L’affaire DSK a fait grand bruit. Pourtant, ce n’était pas la première fois que Stéphane Guillon faisait parler de lui. Ses petits billets au vitriol lui ont valu son succès. Mais F. Schlesinger nous l’assure, la seule fois où l’humoriste a été convoqué dans son bureau, c’était pour lui donner le job. Et jamais le directeur n’a cédé à une quelconque pression venue des milieux politiques…

Le CSA a 20 ans

Le 17 février 1989 était créé le Conseil Supérieur de l’Audiovisuel, en remplacement de la Commission Nationale de la Communication et des Libertés. Il reste aujourd’hui la seule autorité de régulation de l’audiovisuel en France. Mais les critiques sont nombreuses, notamment depuis la nomination de Michel Boyon à sa présidence il y a 2 ans.

Les 9 membres du CSA sont nommés pour 6 ans. Ils sont nommés par tiers par le président de la République, le Président de l’Assemblée Nationale et le Président du Sénat. Michel Boyon a été nommé président le 24 janvier 2007 par Nicolas Sarkozy. Il est le premier président du CSA depuis sa création il y a 20 ans a ne pas être journaliste de formation (après Jacques Boutet, 1989–1995, Hervé Bourges, 1995–2001 et Dominique Baudis, 2001–2007). De nombreuses critiques s’étaient déjà élevées alors contre cette nomination apparue comme politique, Boyon ayant fait carrière au sein de plusieurs cabinets ministériels de droite. Il a été directeur de cabinet du Premier ministre Jean Pierre Raffarin mais également au Ministère de la Culture sous François Léotard. Depuis sa nomination, il enchaîne les déclarations pro-Sarkozy, défendant même la dernière loi sur l’audiovisuel public qui enlève pourtant au CSA une grosse partie de son pouvoir.

Les critiques se multiplient

Depuis le début de l’année, l’institution s’est effectivement vue privée de son pouvoir de nomination des présidents des sociétés de l’audiovisuel public en faveur du président de la république lui même. Catherine Tasca, ministre chargée de la communication à sa création il y a 20 ans, l’accuse aujourd’hui de ne s’acquitter « que timidement de la garantie du pluralisme » au moment même où les pouvoirs sont concentrés en un seul parti politique. Michèle Cotta (ancienne présidente de la Haute autorité de l’audiovisuel) et Hervé Bourges (ancien président du CSA) ont signé une tribune dans le Monde pour dénoncer cette « régression démocratique ». Au début du mois dans les colonnes du Figaro, Michel Boyon précise face aux attaques que le Conseil Supérieur de l’Audiovisuel possède un droit de véto face aux choix du Président de la République.
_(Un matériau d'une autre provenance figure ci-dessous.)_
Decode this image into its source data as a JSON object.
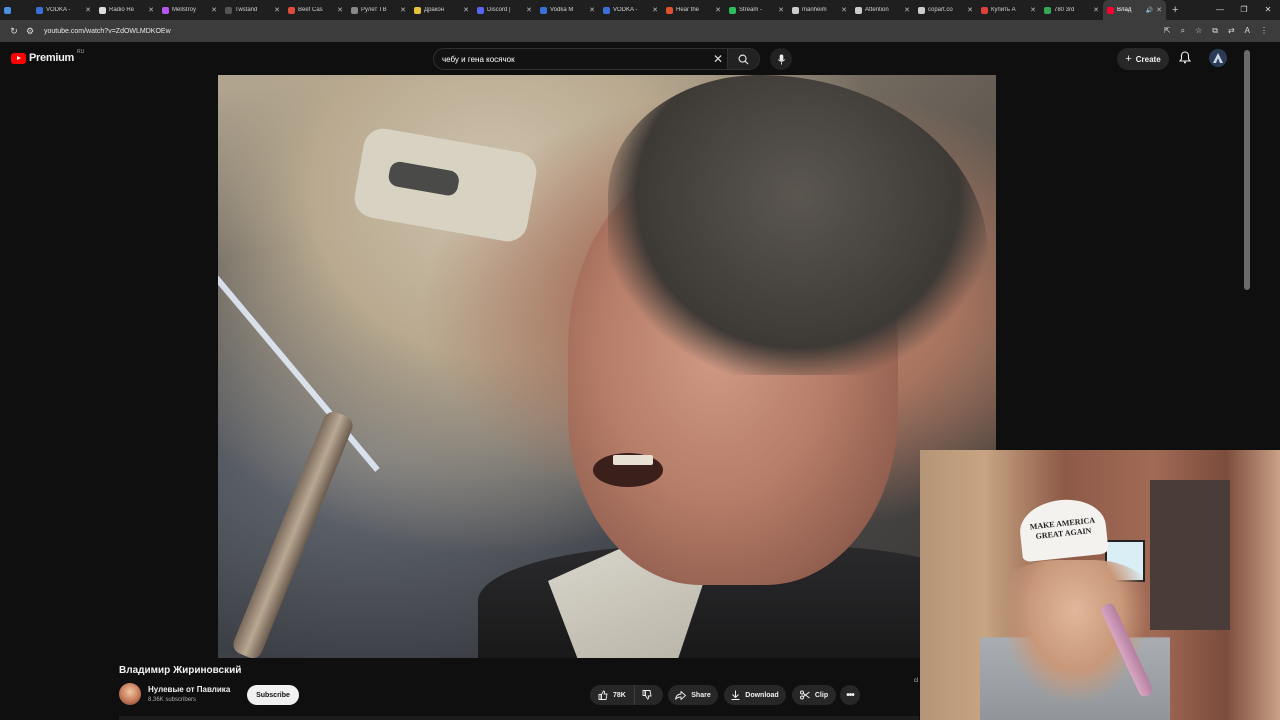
{
  "browser": {
    "tabs": [
      {
        "label": "",
        "color": "#4a90e2"
      },
      {
        "label": "VODKA -",
        "color": "#3b6fd8"
      },
      {
        "label": "Radio Re",
        "color": "#dddddd"
      },
      {
        "label": "Mellstroy",
        "color": "#b455f0"
      },
      {
        "label": "Twstand",
        "color": "#555555"
      },
      {
        "label": "Beef Cas",
        "color": "#e04a3a"
      },
      {
        "label": "Рулет ТВ",
        "color": "#888888"
      },
      {
        "label": "Дракон",
        "color": "#e6c33a"
      },
      {
        "label": "Discord |",
        "color": "#5865f2"
      },
      {
        "label": "Vodka M",
        "color": "#3b6fd8"
      },
      {
        "label": "VODKA -",
        "color": "#3b6fd8"
      },
      {
        "label": "Hear the",
        "color": "#e0502d"
      },
      {
        "label": "Stream -",
        "color": "#2dbd5a"
      },
      {
        "label": "manheim",
        "color": "#cccccc"
      },
      {
        "label": "Attention",
        "color": "#cccccc"
      },
      {
        "label": "copart.co",
        "color": "#cccccc"
      },
      {
        "label": "Купить А",
        "color": "#e0403a"
      },
      {
        "label": "780 3rd",
        "color": "#34a853"
      },
      {
        "label": "Влад",
        "color": "#ff0033",
        "active": true
      }
    ],
    "url": "youtube.com/watch?v=ZdOWLMDKOEw"
  },
  "youtube": {
    "logo_text": "Premium",
    "region": "RU",
    "search_query": "чебу и гена косячок",
    "create_label": "Create"
  },
  "video": {
    "title": "Владимир Жириновский",
    "channel_name": "Нулевые от Павлика",
    "subscribers": "8.36K subscribers",
    "subscribe_label": "Subscribe",
    "likes": "78K",
    "share_label": "Share",
    "download_label": "Download",
    "clip_label": "Clip",
    "edge_text": "cl"
  },
  "webcam": {
    "cap_line1": "MAKE AMERICA",
    "cap_line2": "GREAT AGAIN"
  }
}
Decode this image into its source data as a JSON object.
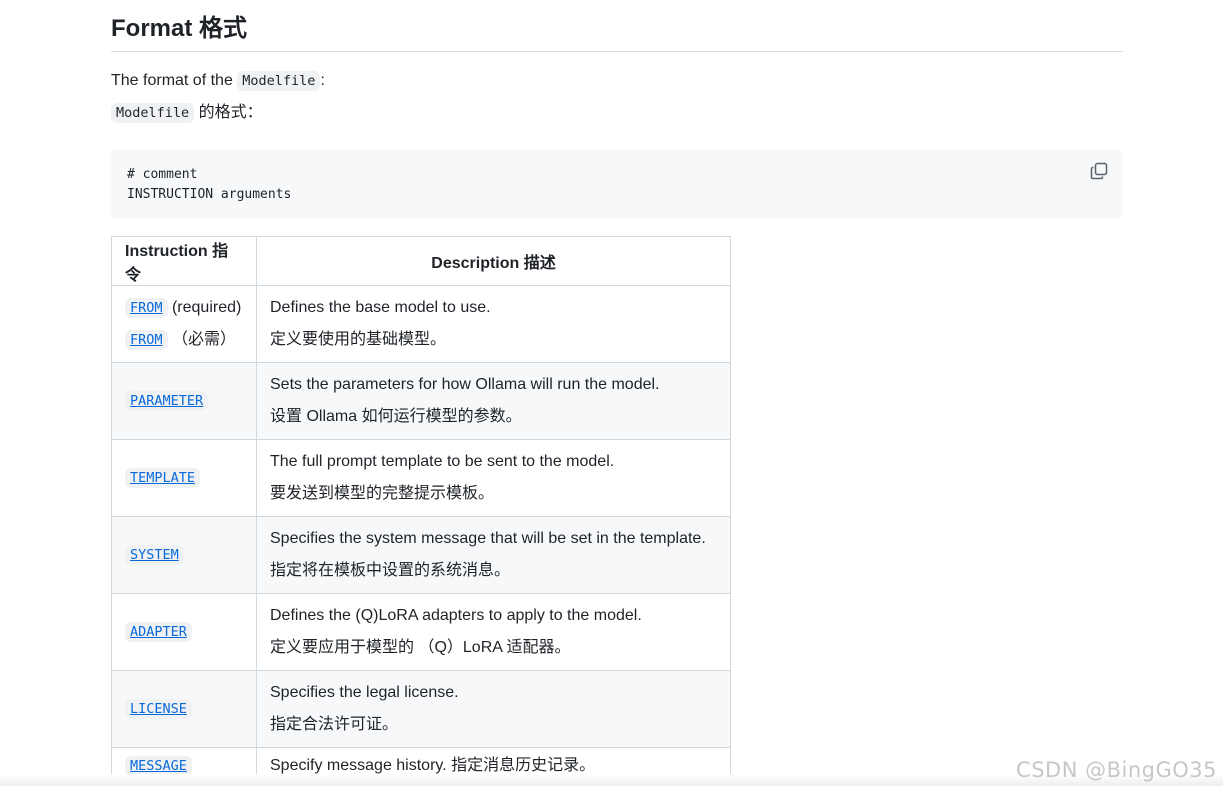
{
  "heading": "Format 格式",
  "intro": {
    "line1_prefix": "The format of the ",
    "line1_code": "Modelfile",
    "line1_suffix": ":",
    "line2_code": "Modelfile",
    "line2_suffix": " 的格式："
  },
  "codeblock": {
    "line1": "# comment",
    "line2": "INSTRUCTION arguments",
    "copy_icon": "copy-icon"
  },
  "table": {
    "headers": {
      "instruction": "Instruction 指令",
      "description": "Description 描述"
    },
    "rows": [
      {
        "kw": "FROM",
        "note": " (required)",
        "kw2": "FROM",
        "note2": " （必需）",
        "desc_en": "Defines the base model to use.",
        "desc_zh": "定义要使用的基础模型。"
      },
      {
        "kw": "PARAMETER",
        "desc_en": "Sets the parameters for how Ollama will run the model.",
        "desc_zh": "设置 Ollama 如何运行模型的参数。"
      },
      {
        "kw": "TEMPLATE",
        "desc_en": "The full prompt template to be sent to the model.",
        "desc_zh": "要发送到模型的完整提示模板。"
      },
      {
        "kw": "SYSTEM",
        "desc_en": "Specifies the system message that will be set in the template.",
        "desc_zh": "指定将在模板中设置的系统消息。"
      },
      {
        "kw": "ADAPTER",
        "desc_en": "Defines the (Q)LoRA adapters to apply to the model.",
        "desc_zh": "定义要应用于模型的 （Q）LoRA 适配器。"
      },
      {
        "kw": "LICENSE",
        "desc_en": "Specifies the legal license.",
        "desc_zh": "指定合法许可证。"
      },
      {
        "kw": "MESSAGE",
        "desc": "Specify message history. 指定消息历史记录。"
      }
    ]
  },
  "watermark": "CSDN @BingGO35"
}
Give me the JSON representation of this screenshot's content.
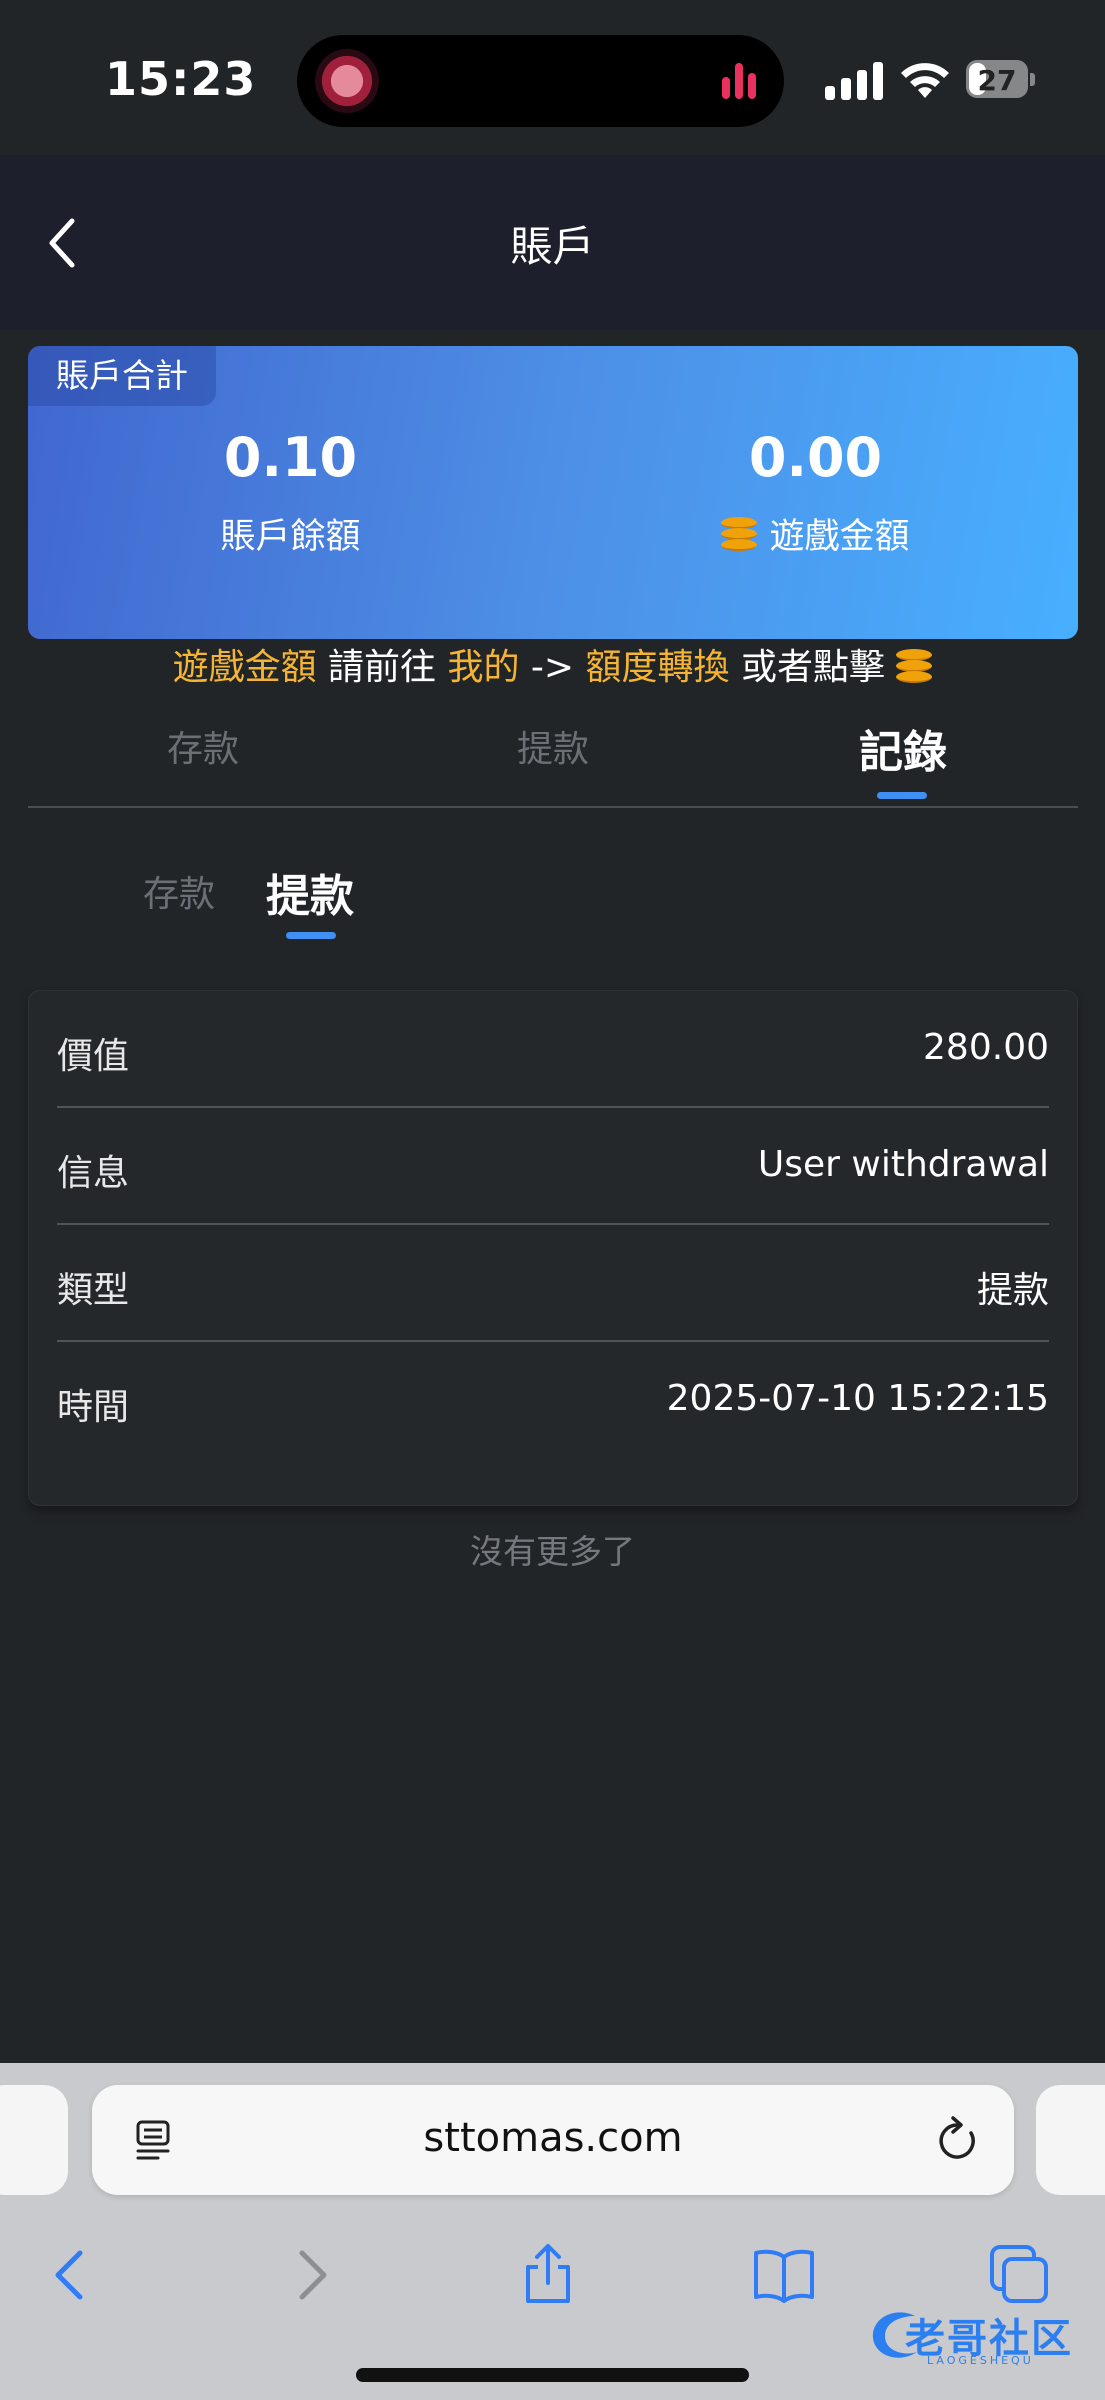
{
  "status": {
    "time": "15:23",
    "battery": "27"
  },
  "header": {
    "title": "賬戶"
  },
  "card": {
    "tag": "賬戶合計",
    "balance_value": "0.10",
    "balance_label": "賬戶餘額",
    "game_value": "0.00",
    "game_label": "遊戲金額"
  },
  "hint": {
    "part1": "遊戲金額",
    "part2": " 請前往 ",
    "part3": "我的",
    "part4": " -> ",
    "part5": "額度轉換",
    "part6": " 或者點擊 "
  },
  "tabs": [
    "存款",
    "提款",
    "記錄"
  ],
  "active_tab": "記錄",
  "subtabs": [
    "存款",
    "提款"
  ],
  "active_subtab": "提款",
  "record": {
    "rows": [
      {
        "key": "價值",
        "value": "280.00"
      },
      {
        "key": "信息",
        "value": "User withdrawal"
      },
      {
        "key": "類型",
        "value": "提款"
      },
      {
        "key": "時間",
        "value": "2025-07-10 15:22:15"
      }
    ]
  },
  "no_more": "沒有更多了",
  "browser": {
    "url": "sttomas.com"
  },
  "watermark": {
    "text": "老哥社区",
    "sub": "LAOGESHEQU"
  },
  "colors": {
    "accent": "#3f8ff4",
    "highlight": "#f5b533",
    "background": "#222527",
    "header": "#1d202c"
  }
}
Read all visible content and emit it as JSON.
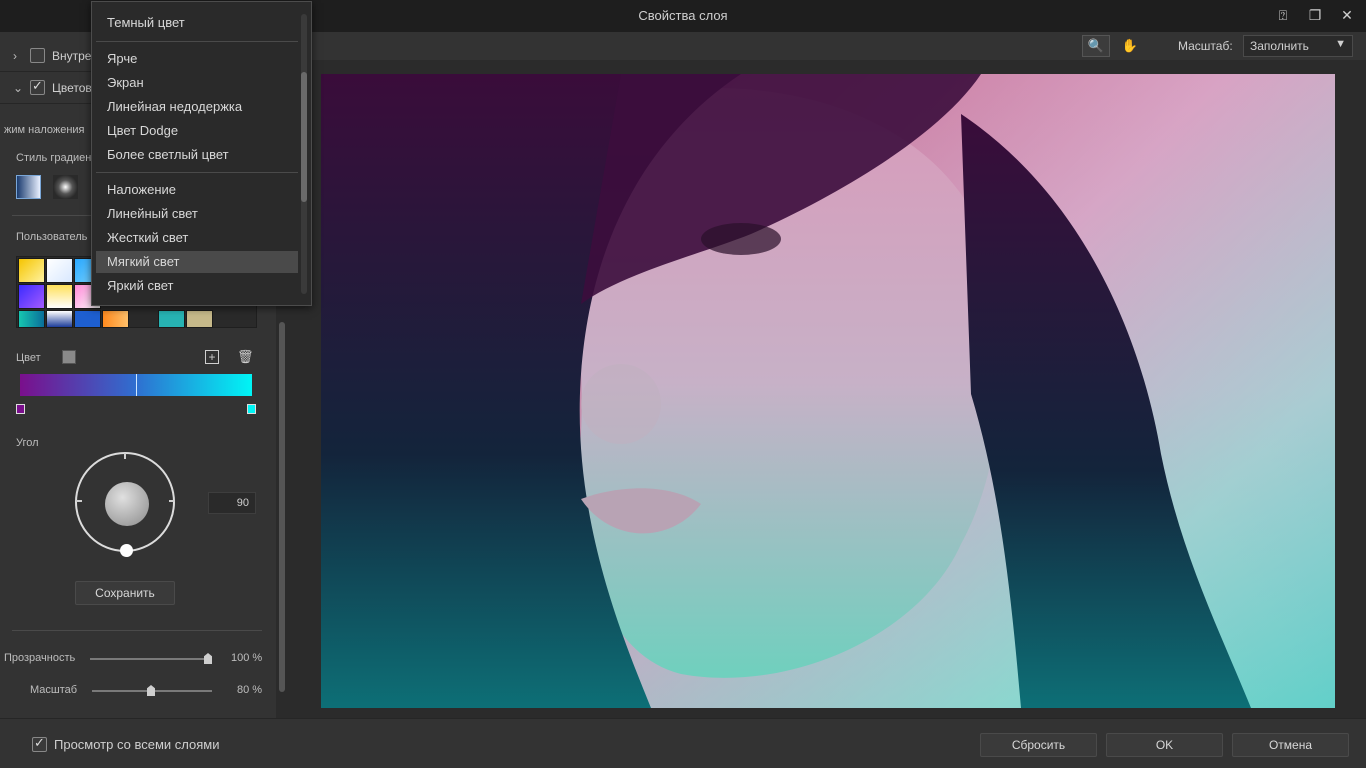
{
  "window": {
    "title": "Свойства слоя"
  },
  "left_panel": {
    "rows": [
      {
        "label": "Внутре",
        "checked": false
      },
      {
        "label": "Цветов",
        "checked": true
      }
    ],
    "blend_mode_label": "жим наложения",
    "gradient_style_label": "Стиль градиен",
    "custom_label": "Пользователь",
    "color_label": "Цвет",
    "angle_label": "Угол",
    "angle_value": "90",
    "save_button": "Сохранить",
    "opacity": {
      "label": "Прозрачность",
      "value_text": "100 %",
      "value": 100
    },
    "scale": {
      "label": "Масштаб",
      "value_text": "80 %",
      "value": 80
    },
    "gradient": {
      "start_color": "#7a0f8c",
      "end_color": "#00f5f5"
    }
  },
  "toolbar": {
    "zoom_label": "Масштаб:",
    "zoom_value": "Заполнить"
  },
  "dropdown": {
    "items": [
      "Темный цвет",
      "Ярче",
      "Экран",
      "Линейная недодержка",
      "Цвет Dodge",
      "Более светлый цвет",
      "Наложение",
      "Линейный свет",
      "Жесткий свет",
      "Мягкий свет",
      "Яркий свет"
    ],
    "selected": "Мягкий свет"
  },
  "bottom_bar": {
    "preview_label": "Просмотр со всеми слоями",
    "preview_checked": true,
    "reset_button": "Сбросить",
    "ok_button": "OK",
    "cancel_button": "Отмена"
  },
  "colors": {
    "accent_start": "#7a0f8c",
    "accent_end": "#00f5f5"
  }
}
Autre point de critique à l’encontre du Conseil Supérieur de l’Audiovisuel : la non comptabilisation du temps de parole de Nicolas Sarkozy dans les médias depuis son accession à l’Élysée. Une requête avait en effet été déposée au CSA en septembre dernier par le parti Socialiste, soucieux de l’omniprésence du Président dans les médias. Au nom de son parti, François Hollande craignait alors que la surexposition de Nicolas Sarkozy (224 passages aux JT de TF1 et France 2 de mai à août 2007) ne s’oppose avec le principe de pluralisme de l’information. Cette demande avait été débouté immédiatement par Michel Boyon.